Welcome to Opera Abbreviated, your very own series of podcasts designed to give you a pithy sense of the operas being presented by the Metropolitan Opera's Live in HD series. A new production of Giuseppe Verdi's Otello is presented live from the Met on October 17.
Arrigo Boito's libretto for Verdi's opera has been called better drama than Shakespeare's play. I'm not going to go there, but the Italian text is generally agreed to be the finest opera libretto.
It was a fitting gift for the ageing Giuseppe Verdi, who by the 1870s seemed content as a (wealthy) gentleman farmer at his estate at Sant'Agata, near Milan. There, he lived with his wife, the retired soprano GiuseppinaStrepponi and received musicians from around the world eager for Il maestro Verdi's imprimatur. He also traveled throughout Europe supervising revivals of his operas.

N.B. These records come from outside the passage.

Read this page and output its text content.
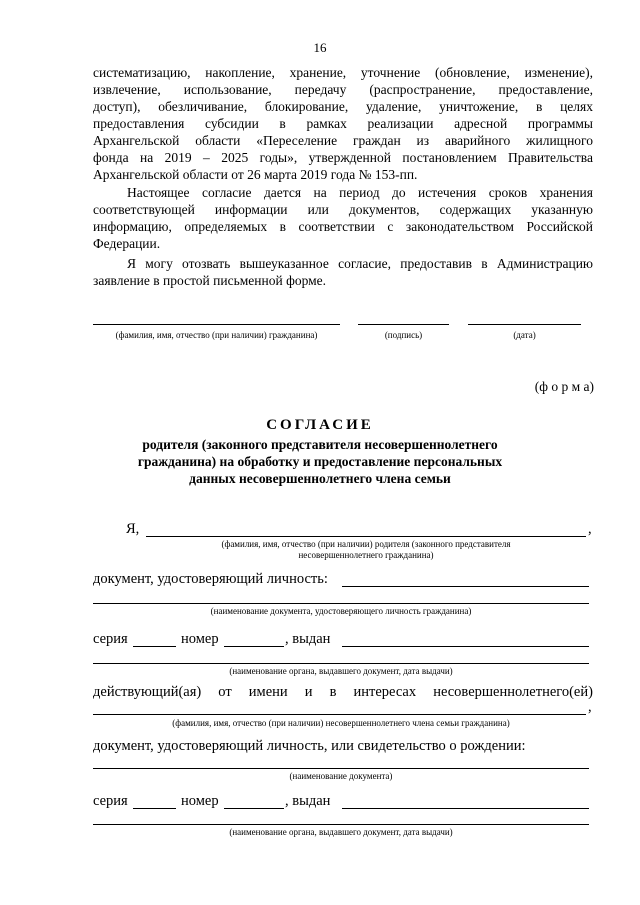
16
систематизацию, накопление, хранение, уточнение (обновление, изменение),
извлечение, использование, передачу (распространение, предоставление,
доступ), обезличивание, блокирование, удаление, уничтожение, в целях
предоставления субсидии в рамках реализации адресной программы
Архангельской области «Переселение граждан из аварийного жилищного
фонда на 2019 – 2025 годы», утвержденной постановлением Правительства
Архангельской области от 26 марта 2019 года № 153-пп.
Настоящее согласие дается на период до истечения сроков хранения
соответствующей информации или документов, содержащих указанную
информацию, определяемых в соответствии с законодательством Российской
Федерации.
Я могу отозвать вышеуказанное согласие, предоставив в Администрацию
заявление в простой письменной форме.
(фамилия, имя, отчество (при наличии) гражданина)	(подпись)	(дата)
(ф о р м а)
СОГЛАСИЕ
родителя (законного представителя несовершеннолетнего
гражданина) на обработку и предоставление персональных
данных несовершеннолетнего члена семьи
Я,	,
(фамилия, имя, отчество (при наличии) родителя (законного представителя
несовершеннолетнего гражданина)
документ, удостоверяющий личность:
(наименование документа, удостоверяющего личность гражданина)
серия	номер	, выдан
(наименование органа, выдавшего документ, дата выдачи)
действующий(ая) от имени и в интересах несовершеннолетнего(ей)
,
(фамилия, имя, отчество (при наличии) несовершеннолетнего члена семьи гражданина)
документ, удостоверяющий личность, или свидетельство о рождении:
(наименование документа)
серия	номер	, выдан
(наименование органа, выдавшего документ, дата выдачи)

Boito, as an, "angry young man," years earlier had declared Verdi old hat.Later, he assisted with the revisions of Macbeth and Simon Boccanegra. Their collaboration continued to the last two opera's Verdi wrote, Otello and Falstaff.
The 2015 production from the Met has already engendered some controversy before opening night. It was announced that Aleksandr Antonenko in the title role would not wear dark make-up. Nobody asked me but it smacked of a PR stunt to generate some pre-opening buzz. It did. Makeup -gate is discussed elsewhere on this blog.
I don't care if he's painted purple and green. Experience Otello and hear Italian opera at its greatest.